MySQL Bugs: #61562: Replication slows down after network glitch, needs stop/start slave to recover

Bug #61562	Replication slows down after network glitch, needs stop/start slave to recover
Submitted:	19 Jun 2011 8:46	Modified:	4 Jul 2011 8:38
Reporter:	Kees Jan Koster	Email Updates:
Status:	Closed	Impact on me:	None
Category:	MySQL Server: Replication	Severity:	S3 (Non-critical)
Version:	5.5.8	OS:	FreeBSD
Assigned to:		CPU Architecture:	Any

Description:
I have a simple master/slave setup. Master database is used for every work, slave is used for daily backups (made using mysqldump -x). The machines are in different data centers. The network of the datacenter that the slave is in is not terribly stable. Every three days to a week I see reconnects of the various services on the slave machine, mysql being among them.

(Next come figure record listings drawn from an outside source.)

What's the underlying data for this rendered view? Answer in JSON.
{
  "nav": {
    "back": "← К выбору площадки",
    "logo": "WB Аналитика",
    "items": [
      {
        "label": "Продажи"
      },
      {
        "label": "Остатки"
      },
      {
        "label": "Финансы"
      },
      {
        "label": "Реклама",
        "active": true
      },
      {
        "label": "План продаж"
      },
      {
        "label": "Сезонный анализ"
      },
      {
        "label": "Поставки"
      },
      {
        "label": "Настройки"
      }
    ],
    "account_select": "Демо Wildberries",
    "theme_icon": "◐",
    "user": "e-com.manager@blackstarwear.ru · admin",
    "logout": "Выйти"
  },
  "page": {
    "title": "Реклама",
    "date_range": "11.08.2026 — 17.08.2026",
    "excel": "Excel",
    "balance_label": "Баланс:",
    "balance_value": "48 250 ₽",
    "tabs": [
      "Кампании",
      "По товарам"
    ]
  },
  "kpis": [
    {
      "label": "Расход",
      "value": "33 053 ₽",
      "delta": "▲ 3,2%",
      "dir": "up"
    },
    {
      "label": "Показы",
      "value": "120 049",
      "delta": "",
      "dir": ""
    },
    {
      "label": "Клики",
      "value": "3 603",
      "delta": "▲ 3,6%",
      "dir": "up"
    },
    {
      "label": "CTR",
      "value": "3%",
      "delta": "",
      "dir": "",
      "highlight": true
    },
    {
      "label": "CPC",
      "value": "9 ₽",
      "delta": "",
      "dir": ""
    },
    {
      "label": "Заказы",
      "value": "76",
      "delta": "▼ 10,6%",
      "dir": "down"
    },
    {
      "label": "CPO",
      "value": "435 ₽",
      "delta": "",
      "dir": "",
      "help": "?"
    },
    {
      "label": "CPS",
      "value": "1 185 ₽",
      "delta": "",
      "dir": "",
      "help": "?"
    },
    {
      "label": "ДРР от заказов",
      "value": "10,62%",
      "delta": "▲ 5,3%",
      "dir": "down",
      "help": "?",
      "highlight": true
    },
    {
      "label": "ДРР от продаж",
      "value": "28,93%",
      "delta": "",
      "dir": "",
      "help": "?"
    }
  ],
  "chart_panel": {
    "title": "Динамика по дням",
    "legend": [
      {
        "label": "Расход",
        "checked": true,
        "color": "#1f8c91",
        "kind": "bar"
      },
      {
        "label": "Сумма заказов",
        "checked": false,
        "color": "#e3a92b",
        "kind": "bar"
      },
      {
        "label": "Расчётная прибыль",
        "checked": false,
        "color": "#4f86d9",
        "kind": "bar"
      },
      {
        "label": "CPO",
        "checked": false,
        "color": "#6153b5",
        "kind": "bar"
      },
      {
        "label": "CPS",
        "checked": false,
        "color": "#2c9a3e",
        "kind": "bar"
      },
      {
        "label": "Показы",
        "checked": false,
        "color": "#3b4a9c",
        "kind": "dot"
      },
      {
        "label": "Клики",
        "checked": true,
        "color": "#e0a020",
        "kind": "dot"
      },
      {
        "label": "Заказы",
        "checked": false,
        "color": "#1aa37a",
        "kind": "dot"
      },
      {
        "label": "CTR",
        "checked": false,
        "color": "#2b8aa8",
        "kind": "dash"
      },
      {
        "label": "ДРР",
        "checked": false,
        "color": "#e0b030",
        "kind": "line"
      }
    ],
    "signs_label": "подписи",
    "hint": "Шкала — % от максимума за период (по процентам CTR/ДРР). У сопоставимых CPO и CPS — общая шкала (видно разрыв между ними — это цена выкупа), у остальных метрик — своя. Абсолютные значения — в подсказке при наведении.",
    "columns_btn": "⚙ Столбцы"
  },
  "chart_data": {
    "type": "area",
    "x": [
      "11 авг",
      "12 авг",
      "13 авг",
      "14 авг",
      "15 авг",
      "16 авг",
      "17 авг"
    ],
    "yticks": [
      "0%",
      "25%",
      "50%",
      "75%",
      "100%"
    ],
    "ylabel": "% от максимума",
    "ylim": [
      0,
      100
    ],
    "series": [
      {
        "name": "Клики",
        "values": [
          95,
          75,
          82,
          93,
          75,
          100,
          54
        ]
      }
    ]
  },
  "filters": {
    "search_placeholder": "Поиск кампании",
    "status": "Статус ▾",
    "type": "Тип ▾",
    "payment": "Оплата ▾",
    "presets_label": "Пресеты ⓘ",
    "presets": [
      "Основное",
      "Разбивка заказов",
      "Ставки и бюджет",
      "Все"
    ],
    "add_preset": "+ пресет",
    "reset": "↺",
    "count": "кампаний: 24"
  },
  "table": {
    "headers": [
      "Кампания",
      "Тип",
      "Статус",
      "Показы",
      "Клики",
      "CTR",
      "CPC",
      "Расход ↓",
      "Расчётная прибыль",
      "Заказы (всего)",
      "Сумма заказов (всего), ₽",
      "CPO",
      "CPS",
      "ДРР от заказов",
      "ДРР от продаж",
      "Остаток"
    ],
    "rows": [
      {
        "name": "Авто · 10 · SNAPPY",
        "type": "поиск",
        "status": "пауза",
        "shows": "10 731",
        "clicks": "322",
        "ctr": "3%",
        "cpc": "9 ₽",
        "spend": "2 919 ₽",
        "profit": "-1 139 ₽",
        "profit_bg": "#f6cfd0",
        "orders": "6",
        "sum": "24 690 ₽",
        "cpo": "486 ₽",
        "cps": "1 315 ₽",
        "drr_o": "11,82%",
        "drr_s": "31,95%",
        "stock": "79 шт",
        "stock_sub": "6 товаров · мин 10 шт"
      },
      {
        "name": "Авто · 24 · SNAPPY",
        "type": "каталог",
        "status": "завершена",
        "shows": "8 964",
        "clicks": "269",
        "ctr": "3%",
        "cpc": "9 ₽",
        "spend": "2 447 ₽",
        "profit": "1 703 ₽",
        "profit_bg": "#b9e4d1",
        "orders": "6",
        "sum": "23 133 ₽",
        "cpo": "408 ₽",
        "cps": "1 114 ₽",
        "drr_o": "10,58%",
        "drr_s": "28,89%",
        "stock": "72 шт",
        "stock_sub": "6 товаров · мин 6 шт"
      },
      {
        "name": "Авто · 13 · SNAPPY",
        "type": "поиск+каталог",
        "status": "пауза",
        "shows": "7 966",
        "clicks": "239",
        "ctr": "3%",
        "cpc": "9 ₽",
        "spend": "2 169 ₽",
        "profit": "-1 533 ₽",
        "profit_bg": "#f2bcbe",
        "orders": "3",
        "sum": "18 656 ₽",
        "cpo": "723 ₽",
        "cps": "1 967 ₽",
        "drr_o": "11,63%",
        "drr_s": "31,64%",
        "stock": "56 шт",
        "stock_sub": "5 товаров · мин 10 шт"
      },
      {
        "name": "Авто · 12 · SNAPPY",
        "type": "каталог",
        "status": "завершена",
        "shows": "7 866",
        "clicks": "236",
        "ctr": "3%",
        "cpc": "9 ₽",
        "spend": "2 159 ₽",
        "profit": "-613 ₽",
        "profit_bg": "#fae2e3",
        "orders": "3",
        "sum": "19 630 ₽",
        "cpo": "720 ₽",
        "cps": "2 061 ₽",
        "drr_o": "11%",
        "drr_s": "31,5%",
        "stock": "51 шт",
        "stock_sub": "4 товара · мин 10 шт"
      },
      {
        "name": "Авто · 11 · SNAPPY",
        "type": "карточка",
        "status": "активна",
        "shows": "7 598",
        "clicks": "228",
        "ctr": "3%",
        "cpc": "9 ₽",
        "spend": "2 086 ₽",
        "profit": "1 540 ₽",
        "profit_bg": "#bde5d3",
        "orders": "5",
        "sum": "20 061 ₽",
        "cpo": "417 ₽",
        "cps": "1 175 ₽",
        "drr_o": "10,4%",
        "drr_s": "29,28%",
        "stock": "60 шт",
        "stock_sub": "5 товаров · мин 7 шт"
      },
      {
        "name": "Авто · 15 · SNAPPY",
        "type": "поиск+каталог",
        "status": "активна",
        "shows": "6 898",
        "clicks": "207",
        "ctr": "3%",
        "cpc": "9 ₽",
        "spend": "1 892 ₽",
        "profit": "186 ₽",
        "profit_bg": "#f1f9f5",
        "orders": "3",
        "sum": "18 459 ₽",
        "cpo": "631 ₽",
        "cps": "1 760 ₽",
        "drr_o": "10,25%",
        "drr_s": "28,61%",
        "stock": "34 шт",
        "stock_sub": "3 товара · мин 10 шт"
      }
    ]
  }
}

Every week (usually in the night from Saturday to Sunday) the slave suddenly starts to lag behind the master. Of note is that Munin query volume monitoring shows that replication does not stop. It merely slows down. Under normal circumstances the slave processes about 12 qps. In the failure condition it processes about 6 qps. After I manually restart the slave it picks up the slack at a rate of about 30 qps, which tells me that it is not the slave machine's hardware that limits the processing rate. This is show in this Munin graph: http://java-monitor.com/misc/mysql_queries-day.png Note how the qps never drops to zero, as it would do when replication failed completely.

I have a cron job that restarts the slave and gives the slave status. Script and output below. my.cnf and mysql error log are below.

*) How can I configure mysql to restart the connection automatically? I tried slave_net_timeout=30, but that does not make a difference.

*) What additional information can I provide to debug this further? 

I am happy to run experimental versions of MySQL, or compile in extra debugging code if that might help.

Kees Jan

== error log ==

110619  2:00:30 [ERROR] Error reading packet from server: Lost connection to MySQL server during query ( server_errno=2013)
110619  2:00:30 [Note] Slave I/O thread killed while reading event
110619  2:00:30 [Note] Slave I/O thread exiting, read up to log 'mysql-bin.000650', position 348660066
110619  2:00:41 [Note] Slave SQL thread initialized, starting replication in log 'mysql-bin.000650' at position 342235799, relay log './saffron-relay-bin.000818' position: 342040526
110619  2:00:41 [Note] Slave I/O thread: connected to master 'slave@194.109.206.50:3306',replication started in log 'mysql-bin.000650' at position 348660066

== my.cnf ==

[mysqld]
server-id=5
replicate-do-db="vbulletin"
replicate-do-db="lemongrass"
thread_cache_size=64
innodb_file_per_table
innodb_buffer_pool_size=128M
max_heap_table_size=256M
tmp_table_size=256M
table_open_cache=2048
table_definition_cache=2048
key_buffer_size=512M
slow-query-log
long_query_time=1.000
join_buffer_size=256k
query_cache_size=32M
query_cache_limit=512k
query_cache_min_res_unit=1k
relay-log=saffron-relay-bin
expire_logs_days=30
performance_schema
slave_net_timeout=30

How to repeat:
Set up a slave in a bad network environment, then wait.

Munin graph for mysql qps on slave

Attachment: mysql_queries-day.png (image/png, text), 19.27 KiB.

cron job and cron job output

Attachment: mysql-slave-restart.txt (text/plain), 10.28 KiB.

The graph and the cron job are in files, attached to this issue.

Interesting. I updated the slave database to MySQL 5.5.13 and it has been running without these strange slowdowns for an entire week (previously unheard of).

I have reasonably good hopes that this problem has been resolved with the version upgrade. I'll keep you posted.

Thank you for status update. Please, inform about any results of your further testing with 5.5.13.

I am closing this bug report. Upgrading the slave to version 5.5.13 solved the problem for me. Thanks.